Certamente, un tale sforzo di cooperazione richiederebbe un grado elevato di coordinamento. La Cina si è a lungo opposta alle discussioni con gli Stati Uniti su come si sarebbe comportata in caso di un conflitto nella penisola coreana o nel crollo del regime nordcoreano a causa della sua sfiducia nei confronti delle intenzioni degli Stati Uniti e dei timori che Washington avrebbe usato quelle conversazioni per sabotare Pechino tenta di risolvere pacificamente la crisi nucleare. Ma la Cina sembra attenuare la sua posizione. In un op-editor di settembre nel Forum per l’Asia orientale Jia Qingguo, professore all’Università di Pechino, ha affermato che la Cina dovrebbe cooperare con gli Stati Uniti e la Corea del Sud, in particolare sulla questione dell’arsenale delle armi nucleari della Corea del Nord. Nelle parole di Jia, “I presagi di guerra nella penisola coreana appaiono più grandi di giorno in giorno. Quando la guerra diventerà una possibilità reale, la Cina dovrà essere preparata. E con questo in mente, la Cina deve essere più propensa a considerare i colloqui con i paesi interessati sui piani di emergenza “.

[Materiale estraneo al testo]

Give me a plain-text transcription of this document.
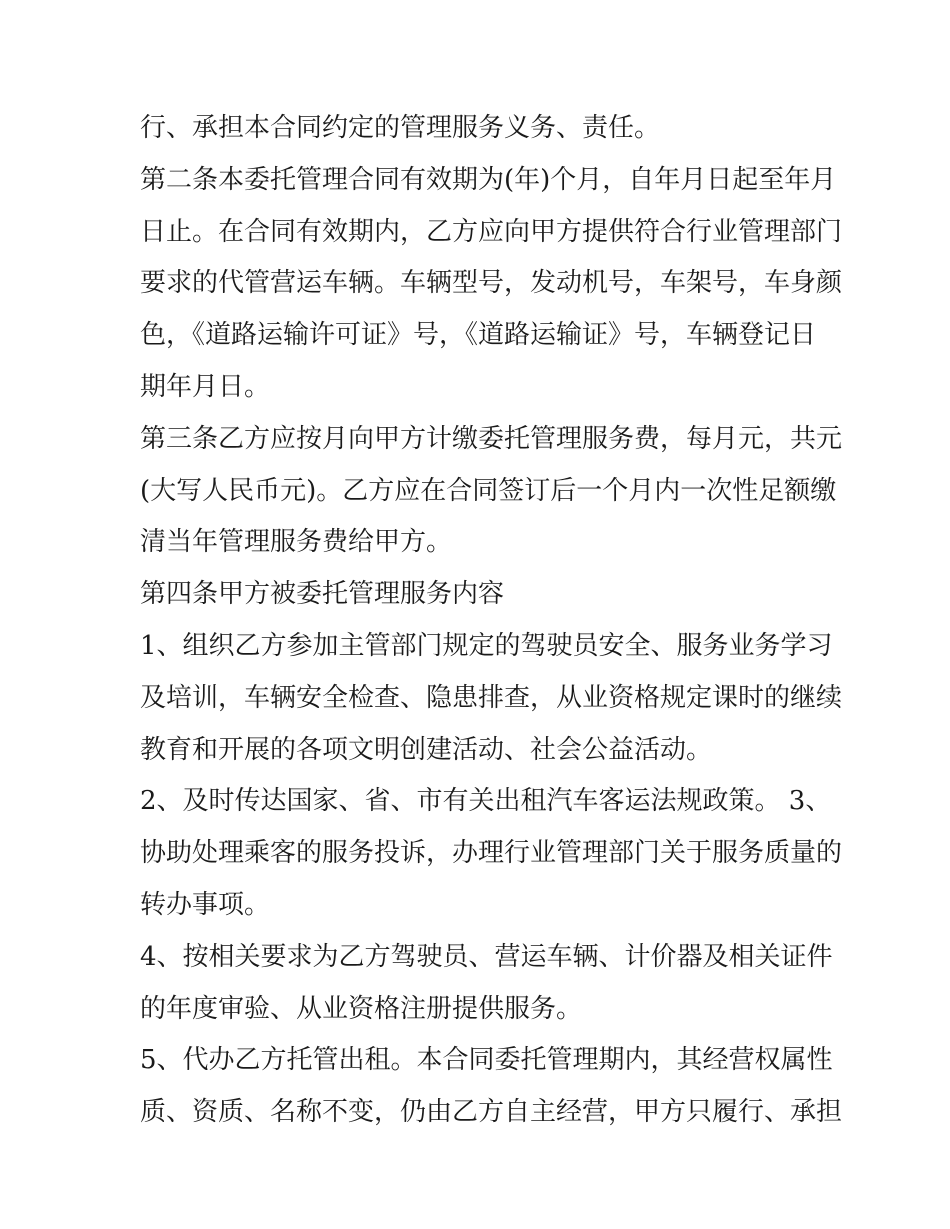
行、承担本合同约定的管理服务义务、责任。
第二条本委托管理合同有效期为(年)个月，自年月日起至年月
日止。在合同有效期内，乙方应向甲方提供符合行业管理部门
要求的代管营运车辆。车辆型号，发动机号，车架号，车身颜
色，《道路运输许可证》号，《道路运输证》号，车辆登记日
期年月日。
第三条乙方应按月向甲方计缴委托管理服务费，每月元，共元
(大写人民币元)。乙方应在合同签订后一个月内一次性足额缴
清当年管理服务费给甲方。
第四条甲方被委托管理服务内容
1、组织乙方参加主管部门规定的驾驶员安全、服务业务学习
及培训，车辆安全检查、隐患排查，从业资格规定课时的继续
教育和开展的各项文明创建活动、社会公益活动。
2、及时传达国家、省、市有关出租汽车客运法规政策。 3、
协助处理乘客的服务投诉，办理行业管理部门关于服务质量的
转办事项。
4、按相关要求为乙方驾驶员、营运车辆、计价器及相关证件
的年度审验、从业资格注册提供服务。
5、代办乙方托管出租。本合同委托管理期内，其经营权属性
质、资质、名称不变，仍由乙方自主经营，甲方只履行、承担
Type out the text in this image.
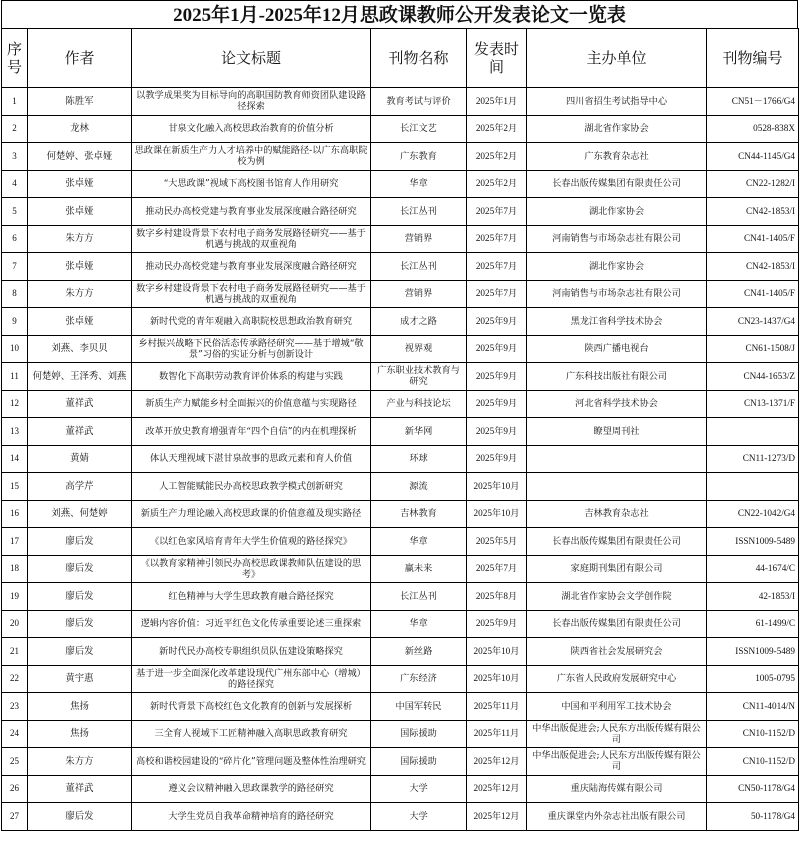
2025年1月-2025年12月思政课教师公开发表论文一览表
序号	作者	论文标题	刊物名称	发表时间	主办单位	刊物编号
1	陈胜军	以教学成果奖为目标导向的高职国防教育师资团队建设路径探索	教育考试与评价	2025年1月	四川省招生考试指导中心	CN51－1766/G4
2	龙林	甘泉文化融入高校思政治教育的价值分析	长江文艺	2025年2月	湖北省作家协会	0528-838X
3	何楚婷、张卓娅	思政课在新质生产力人才培养中的赋能路径-以广东高职院校为例	广东教育	2025年2月	广东教育杂志社	CN44-1145/G4
4	张卓娅	“大思政课”视域下高校图书馆育人作用研究	华章	2025年2月	长春出版传媒集团有限责任公司	CN22-1282/I
5	张卓娅	推动民办高校党建与教育事业发展深度融合路径研究	长江丛刊	2025年7月	湖北作家协会	CN42-1853/I
6	朱方方	数字乡村建设背景下农村电子商务发展路径研究——基于机遇与挑战的双重视角	营销界	2025年7月	河南销售与市场杂志社有限公司	CN41-1405/F
7	张卓娅	推动民办高校党建与教育事业发展深度融合路径研究	长江丛刊	2025年7月	湖北作家协会	CN42-1853/I
8	朱方方	数字乡村建设背景下农村电子商务发展路径研究——基于机遇与挑战的双重视角	营销界	2025年7月	河南销售与市场杂志社有限公司	CN41-1405/F
9	张卓娅	新时代党的青年观融入高职院校思想政治教育研究	成才之路	2025年9月	黑龙江省科学技术协会	CN23-1437/G4
10	刘燕、李贝贝	乡村振兴战略下民俗活态传承路径研究——基于增城“敬景”习俗的实证分析与创新设计	视界观	2025年9月	陕西广播电视台	CN61-1508/J
11	何楚婷、王泽秀、刘燕	数智化下高职劳动教育评价体系的构建与实践	广东职业技术教育与研究	2025年9月	广东科技出版社有限公司	CN44-1653/Z
12	董祥武	新质生产力赋能乡村全面振兴的价值意蕴与实现路径	产业与科技论坛	2025年9月	河北省科学技术协会	CN13-1371/F
13	董祥武	改革开放史教育增强青年“四个自信”的内在机理探析	新华网	2025年9月	瞭望周刊社	
14	黄婧	体认天理视域下湛甘泉故事的思政元素和育人价值	环球	2025年9月		CN11-1273/D
15	高学芹	人工智能赋能民办高校思政教学模式创新研究	源流	2025年10月		
16	刘燕、何楚婷	新质生产力理论融入高校思政课的价值意蕴及现实路径	吉林教育	2025年10月	吉林教育杂志社	CN22-1042/G4
17	廖后发	《以红色家风培育青年大学生价值观的路径探究》	华章	2025年5月	长春出版传媒集团有限责任公司	ISSN1009-5489
18	廖后发	《以教育家精神引领民办高校思政课教师队伍建设的思考》	赢未来	2025年7月	家庭期刊集团有限公司	44-1674/C
19	廖后发	红色精神与大学生思政教育融合路径探究	长江丛刊	2025年8月	湖北省作家协会文学创作院	42-1853/I
20	廖后发	逻辑内容价值：习近平红色文化传承重要论述三重探索	华章	2025年9月	长春出版传媒集团有限责任公司	61-1499/C
21	廖后发	新时代民办高校专职组织员队伍建设策略探究	新丝路	2025年10月	陕西省社会发展研究会	ISSN1009-5489
22	黄宇惠	基于进一步全面深化改革建设现代广州东部中心（增城）的路径探究	广东经济	2025年10月	广东省人民政府发展研究中心	1005-0795
23	焦扬	新时代背景下高校红色文化教育的创新与发展探析	中国军转民	2025年11月	中国和平利用军工技术协会	CN11-4014/N
24	焦扬	三全育人视域下工匠精神融入高职思政教育研究	国际援助	2025年11月	中华出版促进会;人民东方出版传媒有限公司	CN10-1152/D
25	朱方方	高校和谐校园建设的“碎片化”管理问题及整体性治理研究	国际援助	2025年12月	中华出版促进会;人民东方出版传媒有限公司	CN10-1152/D
26	董祥武	遵义会议精神融入思政课教学的路径研究	大学	2025年12月	重庆陆海传媒有限公司	CN50-1178/G4
27	廖后发	大学生党员自我革命精神培育的路径研究	大学	2025年12月	重庆课堂内外杂志社出版有限公司	50-1178/G4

Se Pechino continua a resistere alle proposte per lavorare insieme, Washington dovrebbe prendere in considerazione la possibilità di comunicare unilateralmente gli aspetti dei piani di emergenza degli Stati Uniti per ridurre il rischio di scontri accidentali. Potrebbe persino fornire al lato cinese l’intelligence per aiutare il PLA a proteggere le più importanti strutture nucleari. In alternativa, i due paesi potrebbero utilizzare meccanismi stabiliti per la cooperazione in materia di sicurezza nucleare nel settore civile, come il Centro di eccellenza sulla sicurezza nucleare istituito congiuntamente o organizzazioni come l’Agenzia internazionale per l’energia atomica per condurre una formazione tecnica. Nessun paese ha più esperienza nello smantellare e proteggere le armi nucleari degli Stati Uniti. Sebbene la Cina abbia la manodopera per impossessarsi del controllo dei siti, non è chiaro se abbia le competenze necessarie per rendere sicuri, i trasporti, o distruggi armi nucleari e materiale. La condivisione delle migliori pratiche contribuirebbe a garantire che la Cina possa gestire in sicurezza ciò che troverà in questi siti.

Ogni strategia ha i suoi compromessi. Coordinare o concedere il coinvolgimento cinese in una contingenza coreana ha un certo numero di aspetti negativi, come i critici sono tenuti a sottolineare. Per cominciare, i sudcoreani si oppongono completamente all’idea di un coinvolgimento cinese sulla penisola, per non parlare degli stivali cinesi sul terreno. Le mosse degli Stati Uniti per coordinare gli sforzi con la Cina danneggerebbero le relazioni degli Stati Uniti con Seoul , anche se il vantaggio di gestire la scomparsa della Corea del Nord a un costo inferiore sarebbe valsa la pena.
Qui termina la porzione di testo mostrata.